I have this simple snippet of code see here:
template <class V> inline constexpr bool IsVoidTuple_t = std::is_same_v<V, std::tuple<void>>;
template<typename Type>
class C {
public:
using ResultOptionalType = std::conditional_t<IsVoidTuple_t<Type>, std::monostate, std::optional<Type>>;
};
int main() {
using ResultOptionalType = std::conditional_t<IsVoidTuple_t<std::tuple<void>>, std::monostate, std::optional<std::tuple<void>>>; // OK
using T = std::optional<std::tuple<void>>; // OK
C<std::tuple<void>> c1; // OK
auto c2 = std::make_unique<C<std::tuple<void>>>(); // OK
auto c3 = std::make_shared<C<std::tuple<void>>>(); // Error: forming reference to void
}
I'm not creating any explicit instance of std::tuple<void>
, also because the code itself comes from the need to prevent such case at compile time in my codebase. However, I am getting error forming reference to void
when creating the shared resource with make_shared<T>
and I cannot understand why this happens.
The thing that makes me really confused is that in all the other cases that I listed inside the main()

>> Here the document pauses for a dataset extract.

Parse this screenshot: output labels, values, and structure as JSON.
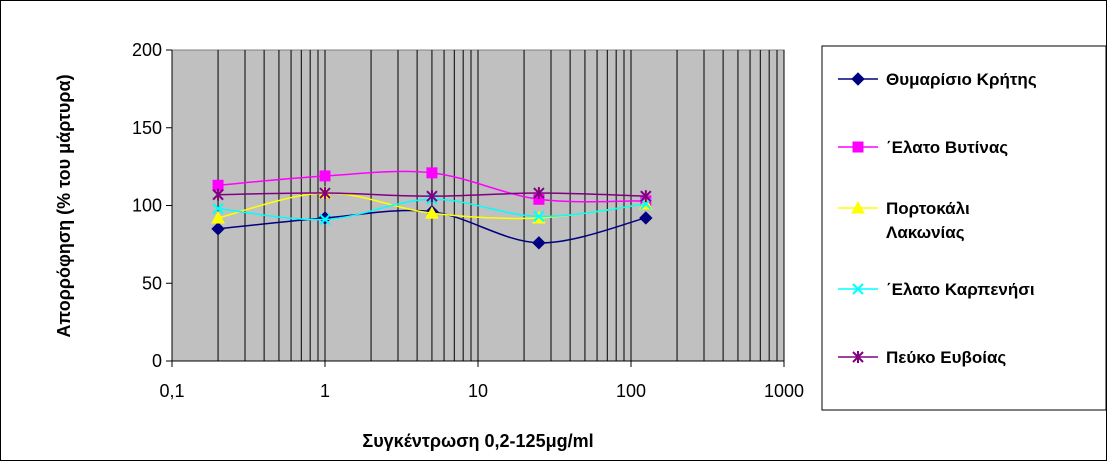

function I am able to compile without problems. The only difference that I might think it could cause the issue is the reference counting mechanism implemented by shared_ptr
.
TL;DR I would expect the above code to compile for all the cases listed in the main function body. Still, it seems that with shared pointers there is an hidden instantiation of a std::tuple<void>
.
I dived into the gcc's source code, and found it fell into a pattern like
foo(p); // p is of type C<std::tuple<void>>*
Here, the compiler will instantiate std::tuple<void>
due to ADL.
I'm unsure if this is a point that can be improved in the implementation of compilers. You can avoid it by using std::tuple<std::type_identity<void>>
rather than std::tuple<void>>
.